Hi Jarek,

an alternative approach is to provide more precise starting values!

It pays off to realise that it's possible to find quite good guesses 
for some of the parameters in your model function:

t ~ tr+    (ts-tr)/    ((1+    (a*h)^n)^(1-(1/n)))

The parameters tr and ts correspond to the response t for h equal to 
infinity and h=0. Therefore by looking at the plot of your data I 
would set:

tr = 0
ts = 15000

The parameter n must be above 1 in order to achieve a decreasing 
function. We will not think more about this at the moment.

For n somewhat larger than 1 (in which case I would approximate the 
exponent 1-(1/n) by 1) the parameter a is approximately equal to the 
reciprocal of the h value resulting in a response halfway between tr 
and ts.
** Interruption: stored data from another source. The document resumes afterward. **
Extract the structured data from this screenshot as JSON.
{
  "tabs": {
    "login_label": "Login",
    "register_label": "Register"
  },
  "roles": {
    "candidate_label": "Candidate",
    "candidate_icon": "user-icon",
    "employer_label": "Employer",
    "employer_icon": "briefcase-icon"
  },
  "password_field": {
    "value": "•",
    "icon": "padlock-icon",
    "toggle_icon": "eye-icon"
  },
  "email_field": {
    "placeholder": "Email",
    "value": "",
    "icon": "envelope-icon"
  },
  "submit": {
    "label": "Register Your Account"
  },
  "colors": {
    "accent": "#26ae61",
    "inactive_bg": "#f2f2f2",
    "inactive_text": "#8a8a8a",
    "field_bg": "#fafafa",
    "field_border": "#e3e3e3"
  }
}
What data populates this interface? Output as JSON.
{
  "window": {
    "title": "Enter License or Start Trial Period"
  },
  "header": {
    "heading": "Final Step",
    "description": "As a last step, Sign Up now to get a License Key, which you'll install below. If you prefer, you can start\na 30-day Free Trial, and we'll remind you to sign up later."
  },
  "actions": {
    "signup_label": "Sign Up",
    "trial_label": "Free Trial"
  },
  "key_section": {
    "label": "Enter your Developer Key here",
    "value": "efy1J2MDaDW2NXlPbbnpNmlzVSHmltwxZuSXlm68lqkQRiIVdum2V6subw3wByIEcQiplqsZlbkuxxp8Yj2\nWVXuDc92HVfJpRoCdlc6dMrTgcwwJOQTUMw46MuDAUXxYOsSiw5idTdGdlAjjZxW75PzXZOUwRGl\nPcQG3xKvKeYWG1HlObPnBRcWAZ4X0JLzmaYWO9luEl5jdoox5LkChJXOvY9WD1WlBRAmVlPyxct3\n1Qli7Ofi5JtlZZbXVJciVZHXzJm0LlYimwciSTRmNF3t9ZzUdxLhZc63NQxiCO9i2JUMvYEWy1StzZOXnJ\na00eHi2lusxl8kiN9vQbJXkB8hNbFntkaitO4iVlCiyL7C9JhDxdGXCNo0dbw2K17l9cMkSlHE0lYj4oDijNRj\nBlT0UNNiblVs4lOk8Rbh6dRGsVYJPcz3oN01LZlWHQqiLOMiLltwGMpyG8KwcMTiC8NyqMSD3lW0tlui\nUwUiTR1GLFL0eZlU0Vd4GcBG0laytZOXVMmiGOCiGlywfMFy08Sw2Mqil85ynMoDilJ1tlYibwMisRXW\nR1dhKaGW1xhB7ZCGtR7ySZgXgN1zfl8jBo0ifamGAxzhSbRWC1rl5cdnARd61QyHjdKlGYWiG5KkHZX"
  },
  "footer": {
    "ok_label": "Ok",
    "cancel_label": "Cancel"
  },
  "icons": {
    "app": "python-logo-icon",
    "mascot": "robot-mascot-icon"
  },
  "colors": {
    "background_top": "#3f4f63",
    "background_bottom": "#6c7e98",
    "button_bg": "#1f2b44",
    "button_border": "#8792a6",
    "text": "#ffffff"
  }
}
Therefore (again from looking at the plot) I would set a=10.

Using the above starting values and simply increasing n in steps of 1 
eventually results in a useful model fit:

## Fails
tmp.m1<-nls(t ~    tr+    (ts-tr)/    ((1+    (a*h)^n)^(1-(1/n))), 
data = tmp, start = list(a=10, n=1, tr=0, ts=15000))

## Fails
tmp.m1<-nls(t ~    tr+    (ts-tr)/    ((1+    (a*h)^n)^(1-(1/n))), 
data = tmp, start = list(a=10, n=2, tr=0, ts=15000))

## Works!!
tmp.m1<-nls(t ~    tr+    (ts-tr)/    ((1+    (a*h)^n)^(1-(1/n))), 
data = tmp, start = list(a=10, n=3, tr=0, ts=15000))

summary(tmp.m1)

plot(t ~ h, data = tmp)
lines(tmp$h, predict(tmp.m1))


I hope you can use this explanation?!